The crusaders mentioned a smell of sulphur around the Dead Sea. Every now and then, an earthquake brings up bits of floating bitumen, ranging in size from rocks to houses. There are reports that the sulphur smell precedes the appearance of the floating bitumen. The upper layers of the Dead Sea waters have very low sulphate. But the lake is often stratified, and the bottom layers can build up H2S. This is released when the water overturns. This happened in the 1980’s and the Dead Sea is currently not stratified. But it can become so again.
This combination of sulphur and bitumen is used by Isaiah, when describes the land of Edom which was immediately to the south of the Dead Sea: this area was where the sulphur and bitumen were mined. (The bitumen was exported to Egypt where it was used in late mummifications, after 1000 BC, as a way to protect against high humidity.
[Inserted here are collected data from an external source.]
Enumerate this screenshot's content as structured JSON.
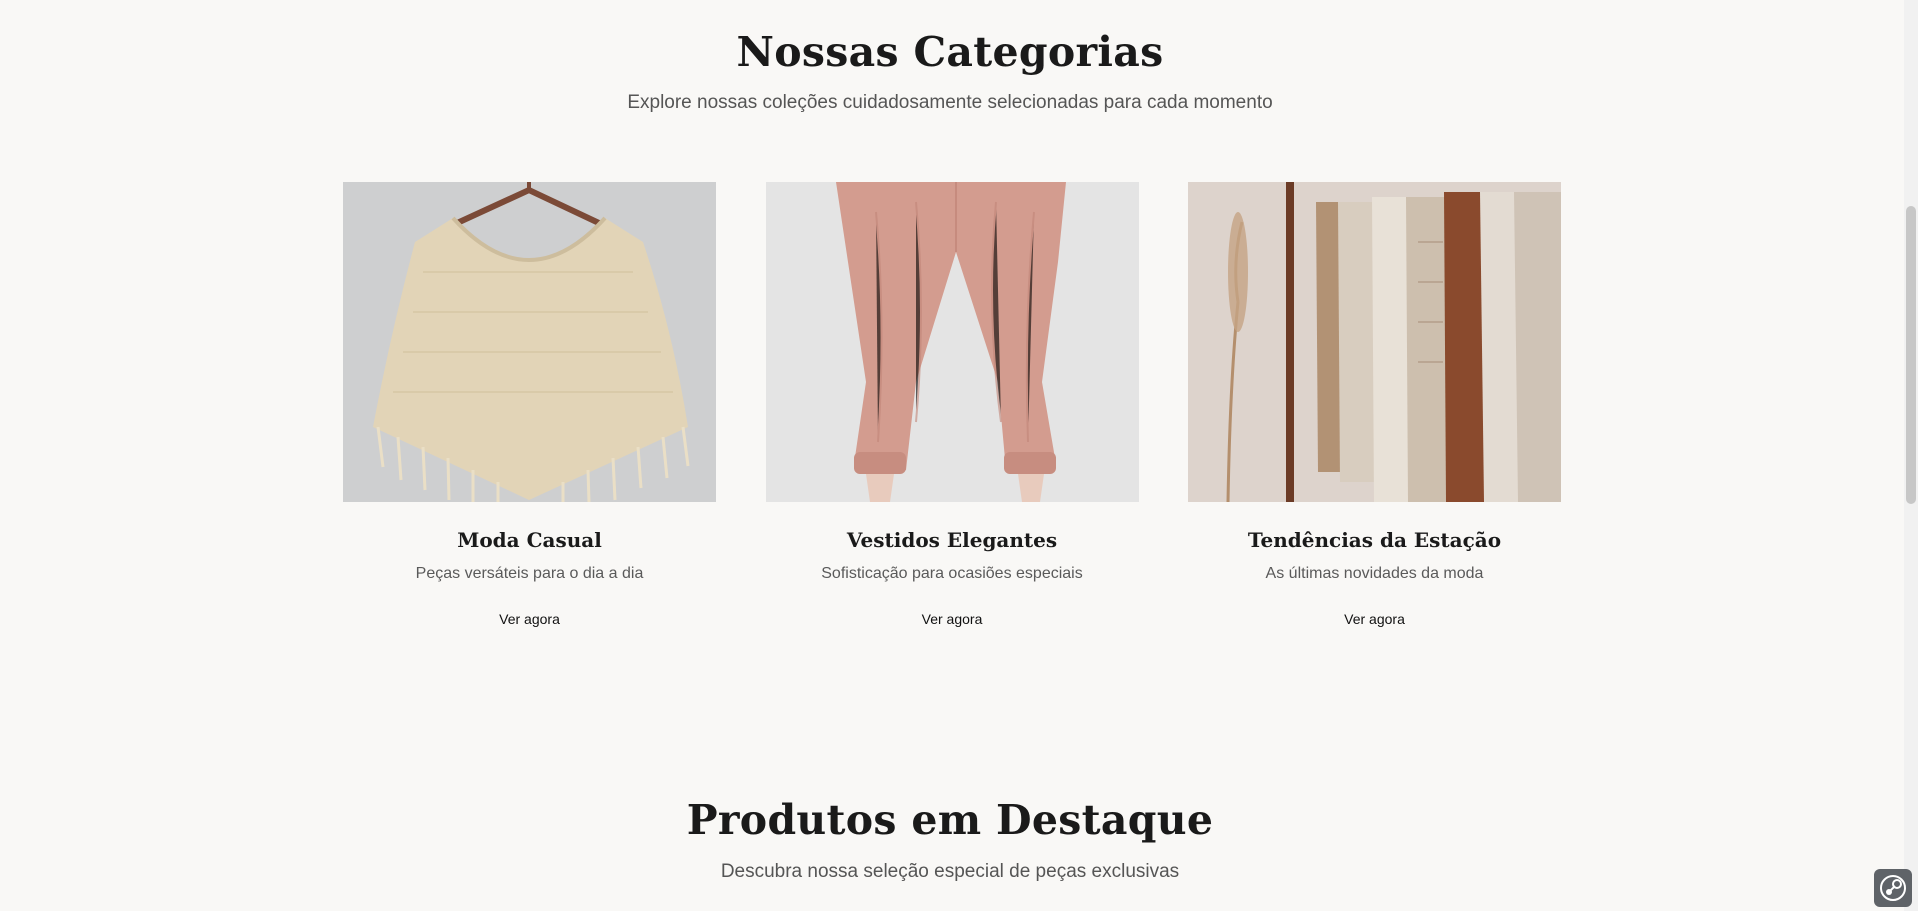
{
  "categories_section": {
    "title": "Nossas Categorias",
    "subtitle": "Explore nossas coleções cuidadosamente selecionadas para cada momento",
    "cards": [
      {
        "title": "Moda Casual",
        "description": "Peças versáteis para o dia a dia",
        "link_label": "Ver agora",
        "image_subject": "beige-knit-poncho-on-hanger"
      },
      {
        "title": "Vestidos Elegantes",
        "description": "Sofisticação para ocasiões especiais",
        "link_label": "Ver agora",
        "image_subject": "pink-jogger-pants"
      },
      {
        "title": "Tendências da Estação",
        "description": "As últimas novidades da moda",
        "link_label": "Ver agora",
        "image_subject": "clothing-rack-with-pampas-grass"
      }
    ]
  },
  "featured_section": {
    "title": "Produtos em Destaque",
    "subtitle": "Descubra nossa seleção especial de peças exclusivas"
  },
  "icons": {
    "corner_badge": "steam-icon"
  },
  "colors": {
    "background": "#f9f8f6",
    "heading": "#1a1a1a",
    "muted_text": "#555555"
  }
}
Our word ‘mummy’ comes from the Arabic for bitumen, ‘mum’.) He writes that ‘Edom’s streams will be turned into pitch and her soil into brimstone; her land will become burning pitch’. This neatly combines all the aspects of the local land, and uses the sulphur to fire up the local bitumen. Obviously Isaiah didn’t like Edom very much, but than, Edom had participated in the sacking of Jerusalem. Middle Eastern conflicts have deep roots.
The lake of fire
Finally, there is one place in the bible where sulphur relates to volcanic activity. The last book of the bible talks about a ‘lake of sulphur and fire’. It is easy to visualize a lava lake here! But this book was not written in Israel itself. Revelations was written around 100 AD, somewhere in the Mediterranean. By now there were volcanoes known that fit the image. The Vesuvius eruption, Etna, and Stromboli were removed from the Jewish world but within the Roman one. Here, at the end of the bible, do we finally see an image of an erupting volcano with destruction. It was worth the wait.
The Levant is an area with fascinating faults and volcanoes. The 4000 years of written history reveal how the faults affected the people. It is a region that we see on the news every day, in bleak events rooted in distant memories. But in that world of hopeless conflicts, the geology can become overlooked. One day the Earth here will show its strength again. Earthquakes are certain; volcanic eruptions not impossible. Jerusalem means ‘city (‘jer’) of peace (‘salam)’. Amidst the turmoil and conflicting claims, it seems that that peace can exist only in hope. But when praying for peace, the threat from the faults and volcanoes should not be overlooked. The Earth too remembers.